John McCain’s Better Nation
OVER A CENTURY AGO, PRESIDENT Teddy Roosevelt dismissed a general for engaging in waterboarding in the Philippines , explaining that no matter the provocation, “nothing can justify … the use of torture or inhuman conduct of any kind on the part of the American Army.” Roosevelt ’s decision was widely praised by both parties for “uphold[ing] the national honor.”
Roosevelt ’s action was consistent with American policy from its inception as General Washington directed his troops to “[t]reat [British prisoners] with humanity”; a policy President Lincoln reduced to writing as part of the Union Army’s code of conduct.
Ninety days ago, a prominent U.S. senator stated emphatically that “[a]nybody who knows what waterboarding is could not be unsure … People who have worn the uniform and had the experience know that this is a terrible and odious practice and should never be condoned by (the) U.S. We are a better nation than that.”
Strangely, unlike with President Roosevelt , this senator’s action was seen as a tremendous act of political courage. This is a perfect illustration of the upside-down world we are living in with the White House claiming waterboarding is legal and a vote to prohibit the CIA from using torture can only muster 51 votes in the Senate. On top of it all, John McCain, who was the “courageous” senator that was emphatic that waterboarding not be condoned 90 days ago but is now the Republican nominee for president, voted against the ban.
Even after this vote, columnist Nicholas Kristof praised McCain for his political courage for acts such as standing up against waterboarding and denouncing the Confederate battle flag as a “symbol of racism.” Kristof dismissed the fact that he later caved on both issues for political expediency since he did so “out of desperation and with distaste.”
Juxtapose McCain’s actions with the House Democrats later that week (yes, the much maligned House Democrats) who refused to cave to President Bush’s fear mongering and extend the “Protect America Act” due to its lack of judicial oversight and retroactive immunity for telecommunications companies that assisted the White House’s illegal domestic spying.
What may explain McCain’s reversal is an intention to embrace the strategy followed by President Bush since 9/11 of consistently wrapping legislative initiatives under the cloak of national security while always overreaching by including provisions Democrats would never agree to otherwise. This put Democrats in the uncomfortable position of either standing their ground (and risk being labeled as weak on terrorism) or caving.
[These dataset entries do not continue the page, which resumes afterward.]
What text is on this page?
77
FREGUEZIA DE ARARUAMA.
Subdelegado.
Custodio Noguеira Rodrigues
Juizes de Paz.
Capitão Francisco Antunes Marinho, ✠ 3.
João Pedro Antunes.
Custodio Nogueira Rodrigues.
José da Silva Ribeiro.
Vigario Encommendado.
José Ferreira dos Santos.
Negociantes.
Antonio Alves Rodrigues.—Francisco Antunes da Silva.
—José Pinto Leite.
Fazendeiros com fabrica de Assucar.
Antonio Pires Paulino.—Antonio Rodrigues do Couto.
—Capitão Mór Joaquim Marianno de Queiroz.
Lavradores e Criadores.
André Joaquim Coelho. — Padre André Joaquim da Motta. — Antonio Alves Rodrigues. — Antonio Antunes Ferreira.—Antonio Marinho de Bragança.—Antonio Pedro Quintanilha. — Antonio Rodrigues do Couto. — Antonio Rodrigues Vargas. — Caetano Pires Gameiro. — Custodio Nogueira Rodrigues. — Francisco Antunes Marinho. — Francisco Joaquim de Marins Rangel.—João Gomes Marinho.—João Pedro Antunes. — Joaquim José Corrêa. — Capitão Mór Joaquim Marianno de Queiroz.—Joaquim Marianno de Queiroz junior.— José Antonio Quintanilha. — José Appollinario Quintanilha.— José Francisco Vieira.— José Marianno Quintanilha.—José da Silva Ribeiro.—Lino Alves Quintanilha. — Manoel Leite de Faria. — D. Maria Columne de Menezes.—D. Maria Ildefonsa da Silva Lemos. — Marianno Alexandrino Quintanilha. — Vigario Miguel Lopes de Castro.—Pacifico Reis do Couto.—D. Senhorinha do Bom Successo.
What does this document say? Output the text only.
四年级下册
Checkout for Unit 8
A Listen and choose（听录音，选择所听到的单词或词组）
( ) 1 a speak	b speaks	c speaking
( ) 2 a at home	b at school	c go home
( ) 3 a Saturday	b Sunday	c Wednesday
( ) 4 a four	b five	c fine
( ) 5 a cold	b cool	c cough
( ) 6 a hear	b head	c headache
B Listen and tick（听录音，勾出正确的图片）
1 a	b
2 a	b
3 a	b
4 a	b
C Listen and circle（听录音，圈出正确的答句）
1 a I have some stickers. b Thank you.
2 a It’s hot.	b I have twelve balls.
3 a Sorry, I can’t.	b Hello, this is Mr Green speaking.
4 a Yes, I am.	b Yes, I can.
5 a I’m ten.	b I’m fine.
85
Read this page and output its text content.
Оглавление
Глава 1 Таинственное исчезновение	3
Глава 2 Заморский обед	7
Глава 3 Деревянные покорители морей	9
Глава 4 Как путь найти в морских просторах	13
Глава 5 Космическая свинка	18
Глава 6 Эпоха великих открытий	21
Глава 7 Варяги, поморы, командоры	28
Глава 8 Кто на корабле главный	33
Far too often, enough Democrats took the later position to give Bush what he wanted — but not last week. As Congressman Silvestre Reyes said, “[w]e are a strong nation [and] cannot allow ourselves to be scared into suspending the Constitution.”
The House Democrats deserve credit since for the last 7 years many in Congress and the media have cowered and been reluctant to speak out against torture, warrantless searches, indefinite detentions and disregard for the rule of law — all of which have long been repugnant to fundamental American and human values. Even Nicholas Kristof himself notes, to oppose “torture and arbitrary detention is not to be squeamish. It is to be civilized.”
McCain’s latest flip flop, so eagerly embraced by his new lap dog Sen. Lieberman, is a signal of what to expect in the fall campaign. Republicans will continue to present the false choice that we can either have security or be civilized — but not both. That McCain, who endured five and half years of captivity and torture in Vietnam with courage and honor on behalf of the country he loved, believes that to ascend to its highest office he must embrace the tactics of his captors is an indictment of the state of the Republican Party today.
In September, John McCain will accept the presidential nomination from the party that his fellow Arizonan Barry Goldwater once led. The party of Barry Goldwater that believed “extremism in the defense of liberty is no vice … and moderation in the pursuit of justice is no virtue;” is now the party that believes in defending liberty and pursuing justice except when it benefits Republicans not do so.
We can only hope that McCain’s campaign will end in defeat as Goldwater’s did, proving that he was right from the beginning — “we are a better nation than that.”